The hijab-wearing Barbie or the D&G abayas are classic instances of racial capitalism, where predominantly white institutions extract economic and social value from Muslim identities. Muslims are not only invited to transform themselves into consumers, but, socially, such organisations can also lay claim to “valuing diversity” while doing little to change their policies towards hiring/promoting/sustaining members of the group that they feign concern about.
Feminist scholar Sara Ahmed observes that “diversity [is]… a form of public relations… a means by which organizations establish and maintain goodwill.” For Mattel, in particular, it is a way to revive its struggling Barbie franchise and, with it, the company’s falling share price. As Juliana Chugg, Mattel’s chief brand officer, noted recently, “Barbie is a textbook case study around how to reinvigorate a 57-year-old global icon, strategically shifting our investment from item advertising to purposeful marketing, innovating within the core around diversity, developing new sources of business, targeting younger girls in the fashion doll segment and beyond.”
The assimilation of articles representing Muslim identity or religious life by for-profit corporations is, then, just a marketing/re-branding strategy, not a move informed by social justice concerns. It does little to disrupt racial hierarchies that undergird discrimination of Muslims in the first place.
Significantly, it also stabilises a particular notion of Muslim womanhood. When influential organizations select the hijab as representative of Muslim women, those who do not don the hijab find themselves on the defensive about their authenticity as Muslims. They come out all guns blazing at the hijab, delegitimising women who actually choose to wear it for multiple reasons. Such moves then create fissures within Muslim women as well.

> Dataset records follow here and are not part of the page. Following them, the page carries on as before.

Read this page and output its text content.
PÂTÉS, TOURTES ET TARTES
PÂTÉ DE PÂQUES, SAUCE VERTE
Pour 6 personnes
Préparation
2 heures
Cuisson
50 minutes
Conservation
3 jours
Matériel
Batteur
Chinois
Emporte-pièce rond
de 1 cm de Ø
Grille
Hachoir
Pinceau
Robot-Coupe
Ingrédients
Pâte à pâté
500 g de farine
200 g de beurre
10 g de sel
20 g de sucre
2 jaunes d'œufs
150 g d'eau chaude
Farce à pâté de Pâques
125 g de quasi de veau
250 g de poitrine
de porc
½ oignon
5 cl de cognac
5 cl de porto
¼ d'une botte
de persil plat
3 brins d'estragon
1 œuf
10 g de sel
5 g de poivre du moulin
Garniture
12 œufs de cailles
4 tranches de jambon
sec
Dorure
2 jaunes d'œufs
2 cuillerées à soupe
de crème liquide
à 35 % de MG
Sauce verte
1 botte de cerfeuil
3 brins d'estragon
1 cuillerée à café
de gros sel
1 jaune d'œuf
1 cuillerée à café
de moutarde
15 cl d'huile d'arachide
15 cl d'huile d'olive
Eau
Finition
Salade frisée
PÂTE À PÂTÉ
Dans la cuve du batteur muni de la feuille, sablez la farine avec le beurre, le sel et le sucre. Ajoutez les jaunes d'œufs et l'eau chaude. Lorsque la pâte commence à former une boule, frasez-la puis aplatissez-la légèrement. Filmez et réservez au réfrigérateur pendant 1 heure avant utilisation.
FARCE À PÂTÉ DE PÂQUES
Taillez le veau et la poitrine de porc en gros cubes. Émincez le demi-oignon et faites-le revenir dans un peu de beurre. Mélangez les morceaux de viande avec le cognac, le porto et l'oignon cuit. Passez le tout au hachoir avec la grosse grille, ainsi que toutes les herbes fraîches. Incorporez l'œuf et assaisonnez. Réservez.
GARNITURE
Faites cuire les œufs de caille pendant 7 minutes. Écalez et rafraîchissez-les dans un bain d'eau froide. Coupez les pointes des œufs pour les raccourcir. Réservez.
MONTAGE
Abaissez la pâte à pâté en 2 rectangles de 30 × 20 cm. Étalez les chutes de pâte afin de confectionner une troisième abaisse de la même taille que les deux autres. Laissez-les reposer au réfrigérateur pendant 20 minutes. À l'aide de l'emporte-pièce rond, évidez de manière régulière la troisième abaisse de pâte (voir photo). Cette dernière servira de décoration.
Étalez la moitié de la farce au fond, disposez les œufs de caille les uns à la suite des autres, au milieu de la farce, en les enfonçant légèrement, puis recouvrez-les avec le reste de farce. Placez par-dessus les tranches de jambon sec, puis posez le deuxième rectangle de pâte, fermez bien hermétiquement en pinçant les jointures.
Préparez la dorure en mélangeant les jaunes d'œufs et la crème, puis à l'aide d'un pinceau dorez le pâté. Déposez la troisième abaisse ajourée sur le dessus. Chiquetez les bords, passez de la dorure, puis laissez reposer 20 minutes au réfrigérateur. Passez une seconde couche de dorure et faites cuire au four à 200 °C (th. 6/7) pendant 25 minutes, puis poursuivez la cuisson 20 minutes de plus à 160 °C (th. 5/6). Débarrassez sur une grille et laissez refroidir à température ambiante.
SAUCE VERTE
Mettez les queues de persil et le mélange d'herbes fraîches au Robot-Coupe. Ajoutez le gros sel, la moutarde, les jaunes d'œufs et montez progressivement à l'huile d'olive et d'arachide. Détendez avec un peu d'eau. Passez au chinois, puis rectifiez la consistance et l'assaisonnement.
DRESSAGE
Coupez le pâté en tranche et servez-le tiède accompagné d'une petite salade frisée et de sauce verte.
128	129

Rather than taking on the mantle of providing inspiration to Muslim girls, perhaps organisations such as Mattel should engage more Muslim women in their creative and production processes. Perhaps such engagements will enable them to not only understand the diversity of Muslim women globally, but also to provide much-needed opportunities to Muslim women to thrive economically and socially.
Organisations such as Mattel and D&G are not in the business of empowering Muslims/minorities, and thus their claims as such must be vigorously questioned. Allocating consumer items of capitalist corporations the power to transform social relations simply gives them more power. Their token products help them lay claim to being diverse and progressive, while masking the underlying systems that reproduce inequality. We must resist such ideological moves by corporations, whose only agenda might be the commodification of difference to make more money and promote their brands.
Shenila Khoja-Moolji is a scholar of gender, Islam, and youth studies. This article was previously published on Al Jazeera and is reprinted here with the author’s permission.